Dana Stevens: Every week it has a close-ended legal case. It might be Roy's, it might be Jamie's, it might be the two of them against each other. But, in addition, there is an uber case, like a damages ongoing case for episodes which the big finale has to do with that case. But every week you are going to see more twists and turns in the uber case, which is about Lee Anne Marcus suing the police department for sexual harassment because of the Terry McCandless character. There's all kinds of twists and scandals going on in the police department, going on in the city of Charleston. Why was Roy chosen at this moment to be city attorney? All these things are happening at the same time. You will have your moments of feeling like the bad guy got his comeuppance each week. Roy and Jamie have these other cases that they deal with, but you are also going to have that soap -opera satisfaction of you don't want to miss it, you don't want to miss next week when you see what you find out about a character that you didn't know. And then in terms of if we were renewed, we would continue to do the closed-ended cases and we would also have a new uber case that would still involve our cops, our lawyers. One of the things we've always felt is that this is a multi-franchise show. It's about cops and lawyers and we always say and the linchpin is sex.

Ian Sander: That was going to be my next line.

Dana Stevens: I beat you to it. It is a show like NYPD BLUE, which is about these cops and lawyers and how they interact constantly -- and then there are great guest stars. There is Deborah Monk, Kelly Rutherford...

Question: Why is Lee Anne suing for sexual harassment and wrongful termination rather than rape?

Dana Stevens: She doesn't have enough proof. We talk about it a lot of whether she could charge them with rape. She doesn't have the evidence.

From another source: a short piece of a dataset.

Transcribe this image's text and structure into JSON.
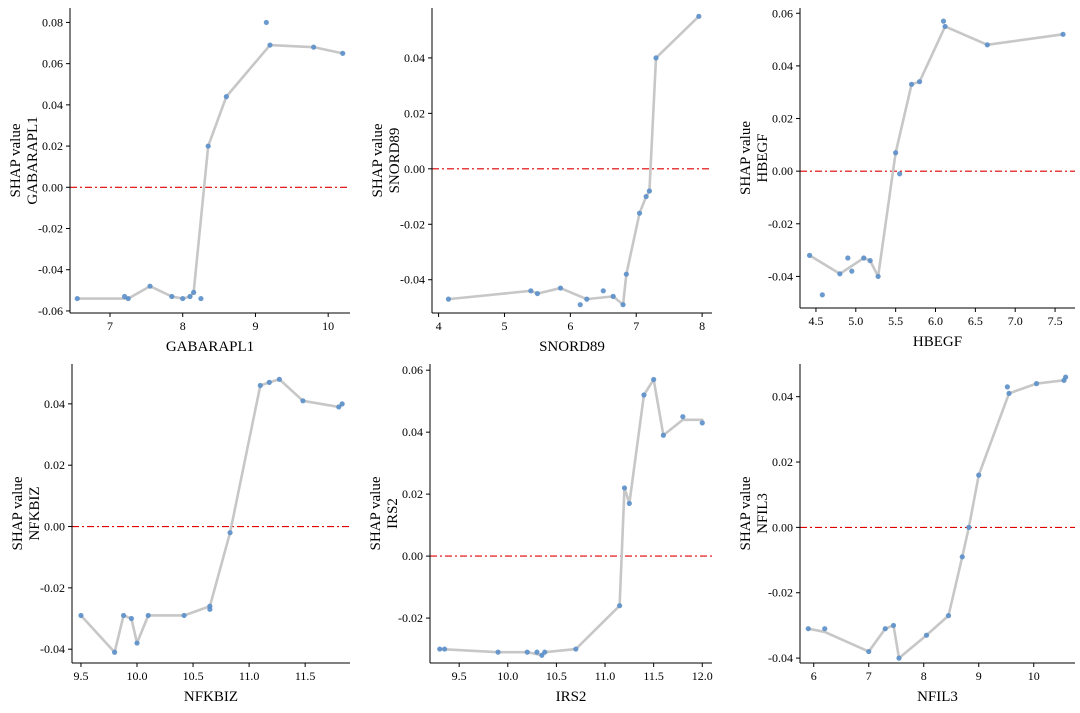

In the first two episodes, Jamie and Lee Anne sit together and talk about what is exactly going to be their strategy and what can they win. They search for clues or evidence that could give them the rape charge, but they don't have it.


Anna Wood as Jamie Sawyer and Cam Gigandet as Roy Rayder.
Photo Credit: Jackson Lee Davis/CBS

Question: Cam and Anna, in this series are you finally getting to show everything you know how to do? Does it feel a bit like a graduation for you?

Cam Gigandet: No pressure.

Shawn Hatosy: Get your tweets ready.

Anna Wood: It does. It's been so thrilling to have this amount of work, to have this length in a person's life to tell that story. I, up until this moment, was popping in for a guest star here or there and just doing little fillers and being the guy that tells you this is what happened and just so you know and the audience knows, this is what happened. So it's been really thrilling to dig into a character, figure out how she ticks and then apply that week after week after week. It's like having a relationship. It's been really cool to collaborate with Dana and create this character and to feel like part of a team. It's been a total blessing and it's been absolutely thrilling.

Ian Sander: And you should know we saw, I would say -- and I wouldn't be exaggerating if I said we probably saw 100 different actresses, Dana, would you say?

Dana Stevens: Yes.

Ian Sander: She came in the room and went through the whole process, which you gotta know is not an easy process for actors, and she just won, it man. She just came in the room and owned it. It was just such a pleasure to find someone who did that. Actors are always nervous when they come in. They don't know we want them to be great and she was. When Cam walked in the room he walked out and I think we called CBS and said we got him. We got him and it was fantastic.

Cam Gigandet: It's true. And then there's also -- I mean working in television is such a different set of skills that you need and it's such a different way of storytelling. And us as actors, that is something that we strive for in terms of finding new ways to challenge us, new things that excite us and push us so we can keep striving to find out more about ourselves and pushing the limits and getting hot and steamy, hot and steamy, hot and steamy, hot and steamy, reckless, hot and steamy.


 

RECKLESS premieres on Sunday, June 29, 2014 at 9pm ET/PT on CBS.